MOSCOW – A prominent opposition activist was stripped of his seat in the lower house of the Russian parliament on Friday, a move that heightens concerns that the Kremlin will continue an aggressive crackdown on political dissent.

Gennady Gudkov, 52, a protest movement leader and member of the opposition Just Russia party, was expelled by a 294-151 vote of the State Duma, controlled by President Vladimir Putin’s United Russia party. Gudkov, once an ally of Putin, called the action political vengeance by the Kremlin.

“You are trying by repressions to shut up the mouths of the opposition and to stifle the critics,” Gudkov, a former KGB officer and then a successful businessman, told Duma members prior to the vote. “What are you doing to the country?
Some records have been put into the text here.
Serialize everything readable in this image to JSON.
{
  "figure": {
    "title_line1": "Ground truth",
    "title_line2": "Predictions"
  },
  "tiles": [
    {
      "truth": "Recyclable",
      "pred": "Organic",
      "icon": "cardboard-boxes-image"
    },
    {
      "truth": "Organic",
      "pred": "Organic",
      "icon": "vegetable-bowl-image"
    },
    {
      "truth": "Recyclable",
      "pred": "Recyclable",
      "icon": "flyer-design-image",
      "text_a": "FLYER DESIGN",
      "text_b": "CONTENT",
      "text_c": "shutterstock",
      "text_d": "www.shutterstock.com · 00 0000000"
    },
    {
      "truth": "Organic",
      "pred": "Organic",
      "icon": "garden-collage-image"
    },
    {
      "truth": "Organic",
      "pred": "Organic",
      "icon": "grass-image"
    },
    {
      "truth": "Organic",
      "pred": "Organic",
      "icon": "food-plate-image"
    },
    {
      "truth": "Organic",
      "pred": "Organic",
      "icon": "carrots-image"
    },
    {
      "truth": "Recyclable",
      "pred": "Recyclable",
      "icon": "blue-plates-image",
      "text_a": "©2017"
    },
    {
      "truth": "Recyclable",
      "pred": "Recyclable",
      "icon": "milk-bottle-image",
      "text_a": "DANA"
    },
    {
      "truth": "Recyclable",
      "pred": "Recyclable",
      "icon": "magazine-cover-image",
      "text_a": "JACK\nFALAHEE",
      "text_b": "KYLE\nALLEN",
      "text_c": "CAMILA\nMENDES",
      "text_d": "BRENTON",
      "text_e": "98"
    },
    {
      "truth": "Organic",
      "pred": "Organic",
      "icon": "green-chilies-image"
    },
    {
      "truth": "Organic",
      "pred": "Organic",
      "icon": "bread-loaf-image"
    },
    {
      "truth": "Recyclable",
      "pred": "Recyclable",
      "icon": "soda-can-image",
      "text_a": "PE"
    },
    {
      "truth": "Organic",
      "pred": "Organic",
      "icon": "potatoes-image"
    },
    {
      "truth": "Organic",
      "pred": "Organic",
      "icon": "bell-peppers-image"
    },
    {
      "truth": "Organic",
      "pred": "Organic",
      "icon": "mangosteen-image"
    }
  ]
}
Where are you leading the Russian people?”

The vote came on the eve of an opposition mass demonstration, the first large-scale anti-Putin protest to be held in downtown Moscow after a long summer break.

Since Putin’s first term as president more than a decade ago, several lawmakers have been stripped of their parliamentarian immunity. Gudkov, however, became the first Russian legislator who lost his job for allegedly mixing his parliamentarian duties with business. Prosecutors who appeared before the Duma on Friday displayed a photocopy of a document from Gudkov’s former company dated last July that allegedly contained his signature. Gudkov called it a fake.